Powerlifting has been around for a while (its first Olympic appearance happened in 1896!). In the past couple decade it’s gained even more recognition for its many benefits. Snatches and clean and jerks — the two main Olympic lifts — are full-body, intense movements that have the power to strengthen your legs, glutes, back, abs, shoulders and arms. In one explosive movement, if done properly, you can work a plethora of muscles. While there are endless benefits to perfecting these movements, here are just seven you might not know about…
Olympic lifting can help prevent injury
This hidden benefit may surprise you. While Olympic lifts require precision and attention to detail, they also require joint strength — which in turn can help prevent injury. Controlling heavy loads requires strong ankles and flexibility and stability across a myriad of joints. The better you get at performing Olympic lifts, the more strength you are likely to have performing everyday activities like carrying groceries, carrying your kids or bending down to lift up heavy objects.
They improve core strength and stability
Want more defined abs? Then incorporate more Olympic lifts into your workout routine. A strong core is necessary to perform heavy Olympic lifts. The more reps you do at a manageable weight; the more core strength you’ll build. Whether you’re snatching with a weighted barbell or a dumbbell, a strong core will help propel you to reaching a powerful landing position. Next time you perform an Olympic lift, think about engaging your core. This will help propel results and improve overall body composition.
They improve body composition
Speaking of body composition, Olympic lifting goes hand in hand with increasing muscle mass. Because Olympic lifts are explosive in nature, they can burn a lot of calories in a small amount of time. They’re a great way to decrease body fat, build muscle, increase strength and maximize your ability to train. Plus, the more lean muscle you build from powerlifting, the more fat you’re likely to burn outside the gym.

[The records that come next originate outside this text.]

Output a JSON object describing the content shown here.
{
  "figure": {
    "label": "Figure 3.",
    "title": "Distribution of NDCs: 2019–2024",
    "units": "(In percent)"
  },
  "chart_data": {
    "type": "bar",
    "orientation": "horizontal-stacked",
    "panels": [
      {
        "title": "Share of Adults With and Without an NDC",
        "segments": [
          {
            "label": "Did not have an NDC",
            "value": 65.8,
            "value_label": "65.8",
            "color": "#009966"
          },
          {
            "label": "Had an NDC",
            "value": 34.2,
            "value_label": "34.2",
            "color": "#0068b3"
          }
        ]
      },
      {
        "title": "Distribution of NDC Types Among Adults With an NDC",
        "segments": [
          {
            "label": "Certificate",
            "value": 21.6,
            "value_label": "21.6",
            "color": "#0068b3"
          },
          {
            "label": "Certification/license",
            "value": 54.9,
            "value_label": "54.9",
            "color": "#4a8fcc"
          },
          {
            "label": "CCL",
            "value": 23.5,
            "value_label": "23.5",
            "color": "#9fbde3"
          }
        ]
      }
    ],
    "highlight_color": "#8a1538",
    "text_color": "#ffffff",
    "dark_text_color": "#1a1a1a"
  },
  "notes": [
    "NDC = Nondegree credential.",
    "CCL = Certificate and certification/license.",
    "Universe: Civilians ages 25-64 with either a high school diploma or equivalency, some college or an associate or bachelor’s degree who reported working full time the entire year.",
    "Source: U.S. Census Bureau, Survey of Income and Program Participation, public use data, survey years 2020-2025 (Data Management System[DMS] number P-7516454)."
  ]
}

One lift can improve multiple movements
By practicing snatches and clean and jerks, you’re also improving your deadlift, squat and press. Since Olympic lifts incorporate many movements in one, their mastery will help influence you to be a better, more well-rounded athlete.
They improve grip strength
Again, mastering Olympic lifts will translate to improved strengths in many other lifts. Particularly, developing better grip strength can help improve other movements like pull-ups and farmer carries. And, as we all know, these functional movements have the power to make your life outside of the gym easier, too. (Hello, one-trip grocery hauls — your hands can handle it!)
Olympic lifting encourages active goal setting
Similar to shaving off time on your one-mile run, adding weight to your snatch and clean-and-jerk PR can help boost motivation and confidence. When we set goals and work hard to meet them, we establish a positive feedback loop. Think about the last time you attempted a new PR and accomplished it. This simple action tells your mind that, “yes, I can set big goals and achieve them.” This pattern of thinking can show up in other areas of your life, too. Big projects at work won’t seem as daunting and staying engaged with your children for longer amounts of time might not seem as tough.
It improves posture
Good, strong posture is required to effectively powerlift — and the more you practice Olympic lifting, the better your posture will become. Great posture is all about balance, and balance allows the body to do other demanding activities and workouts. Plus, who doesn’t want have more beautiful posture? Train more with the Olympic lifting and you’ll inevitably improve your posture.
Increased power and speed
When we think of high power outputs, we think of snatches and clean and jerks. Power, the combination of strength and speed, is a key component that aids in other activities like running faster and jumping higher. By weaving in Olympic lifts to our workouts, we help to develop more power and increased speed in several other areas. It’s a win-win!
It improves bone density
One of the reasons why we workout is to avoid health risks down the road. Even if you’re a young athlete, developing strong bones early on is important. Especially for females, Olympic lifting can strengthen bones critical to preventing osteoporosis and bone fractures. By focusing on legs, spine and arms, Olympic lifting can help stimulate better bone growth and improved bone density.